Das Eis schmilzt, die Fische sterben und ansässige Unternehmen werden sabotiert. Was ist los im ewigen Eis? Inuit Nanoq schlägt Alarm, so dass das Alfred-Wegener-Institut Biologin Hanna schickt, um die Ursache für das Fischsterben zu erforschen. Auch der BND wird aktiv und entsendet die Agenten Nelson und Diana ins Nordpolarmeer, die die Sabotage-Akte aufklären sollen. So entwickelt sich auf verschiedenen Handlungsebenen ein rasanter Thriller vor dem Hintergrund dieser einzigartigen Naturlandschaft. Wolf Harlanders eindringlicher Schreibstil sorgt für atemlose Spannung, ist aber nicht so abgehoben, dass die Geschichte wie Science Fiction wirkt. Im Gegenteil, ich kann mir durchaus vorstellen, dass all das passiert. Die Geschichte handelt ja auch von der grenzenlosen Gier nach Macht und vor allem nach Rohstoffen für unseren ausufernden Konsum, die auch in der Realität ungebrochen ist.
Mitgefiebert habe ich vor allem mit Biologin Hanna, die völlig unbedarft in gefährlichste Situationen geraten ist und trotzdem von ihrem Auftrag nicht abgerückt ist und sich nach Kräften gewehrt hat.
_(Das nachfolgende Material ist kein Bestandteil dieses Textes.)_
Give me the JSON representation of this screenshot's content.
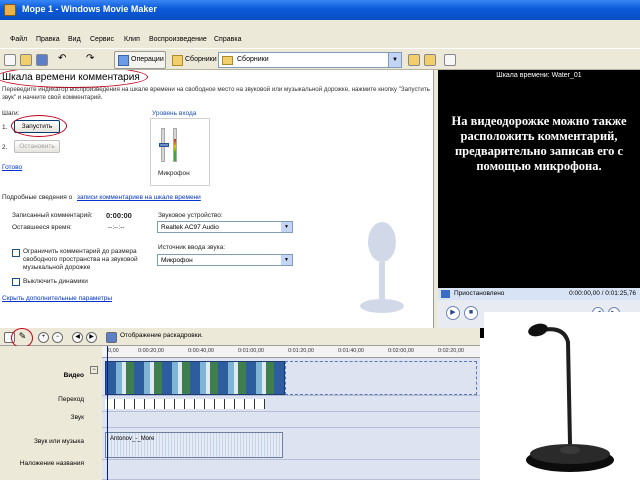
{
  "window": {
    "title": "Море 1 - Windows Movie Maker"
  },
  "menu": [
    "Файл",
    "Правка",
    "Вид",
    "Сервис",
    "Клип",
    "Воспроизведение",
    "Справка"
  ],
  "toolbar": {
    "operations_label": "Операции",
    "collections_label": "Сборники",
    "collections_select": "Сборники"
  },
  "task": {
    "title": "Шкала времени комментария",
    "hint": "Переведите индикатор воспроизведения на шкале времени на свободное место на звуковой или музыкальной дорожке, нажмите кнопку \"Запустить звук\" и начните свой комментарий.",
    "steps_label": "Шаги:",
    "step1": "1.",
    "step2": "2.",
    "start_button": "Запустить",
    "stop_button": "Остановить",
    "done_link": "Готово",
    "input_level_title": "Уровень входа",
    "mic_label": "Микрофон",
    "details_text": "Подробные сведения о",
    "details_link": "записи комментариев на шкале времени",
    "recorded_label": "Записанный комментарий:",
    "recorded_value": "0:00:00",
    "remaining_label": "Оставшееся время:",
    "remaining_value": "--:--:--",
    "device_label": "Звуковое устройство:",
    "device_value": "Realtek AC97 Audio",
    "source_label": "Источник ввода звука:",
    "source_value": "Микрофон",
    "limit_checkbox": "Ограничить комментарий до размера свободного пространства на звуковой музыкальной дорожке",
    "mute_checkbox": "Выключить динамики",
    "hide_link": "Скрыть дополнительные параметры"
  },
  "preview": {
    "title": "Шкала времени: Water_01",
    "overlay_text": "На видеодорожке можно также расположить комментарий, предварительно записав его с помощью микрофона.",
    "status": "Приостановлено",
    "time": "0:00:00,00 / 0:01:25,76"
  },
  "timeline": {
    "caption": "Отображение раскадровки.",
    "ruler": [
      "0,00",
      "0:00:20,00",
      "0:00:40,00",
      "0:01:00,00",
      "0:01:20,00",
      "0:01:40,00",
      "0:02:00,00",
      "0:02:20,00"
    ],
    "tracks": {
      "video": "Видео",
      "transition": "Переход",
      "audio": "Звук",
      "music": "Звук или музыка",
      "title_overlay": "Наложение названия"
    },
    "audio_clip": "Antonov_-_More"
  }
}
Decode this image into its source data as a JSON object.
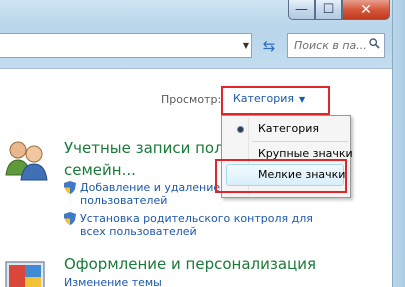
{
  "window": {
    "minimize_glyph": "—",
    "maximize_glyph": "☐",
    "close_glyph": "✕"
  },
  "toolbar": {
    "search_placeholder": "Поиск в па...",
    "refresh_glyph": "⇆",
    "dropdown_glyph": "▼"
  },
  "view": {
    "label": "Просмотр:",
    "value": "Категория",
    "arrow": "▼"
  },
  "categories": [
    {
      "title_line1": "Учетные записи польз",
      "title_line2": "семейн...",
      "icon": "users-icon",
      "links": [
        {
          "line1": "Добавление и удаление",
          "line2": "пользователей",
          "icon": "shield-icon"
        },
        {
          "line1": "Установка родительского контроля для",
          "line2": "всех пользователей",
          "icon": "shield-icon"
        }
      ]
    },
    {
      "title_line1": "Оформление и персонализация",
      "icon": "display-icon",
      "links": [
        {
          "line1": "Изменение темы"
        }
      ]
    }
  ],
  "menu": {
    "items": [
      {
        "label": "Категория",
        "selected": true
      },
      {
        "label": "Крупные значки",
        "selected": false
      },
      {
        "label": "Мелкие значки",
        "selected": false,
        "hovered": true
      }
    ]
  },
  "colors": {
    "highlight_red": "#e0262b",
    "link_blue": "#1c59a8",
    "title_green": "#1a7a38"
  }
}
Auch mit Nanoq, der bei der unvermeidlichen Naturkatastrophe alles verloren hat, konnte ich gut mitfühlen. Ihm liegt an seiner Heimat, dafür kämpft er. Nelson und Diana kamen mir manchmal ein bisschen vor wie James Bond, aber ich weiß ja nicht, wie es im Außendienst des BND tatsächlich zugeht.

Insgesamt hat mich dieses Buch begeistert und geängstigt, denn ich kann mir vorstellen, dass all das tatsächlich genau so passieren kann. So muss ich eine eindeutige Leseempfehlung geben.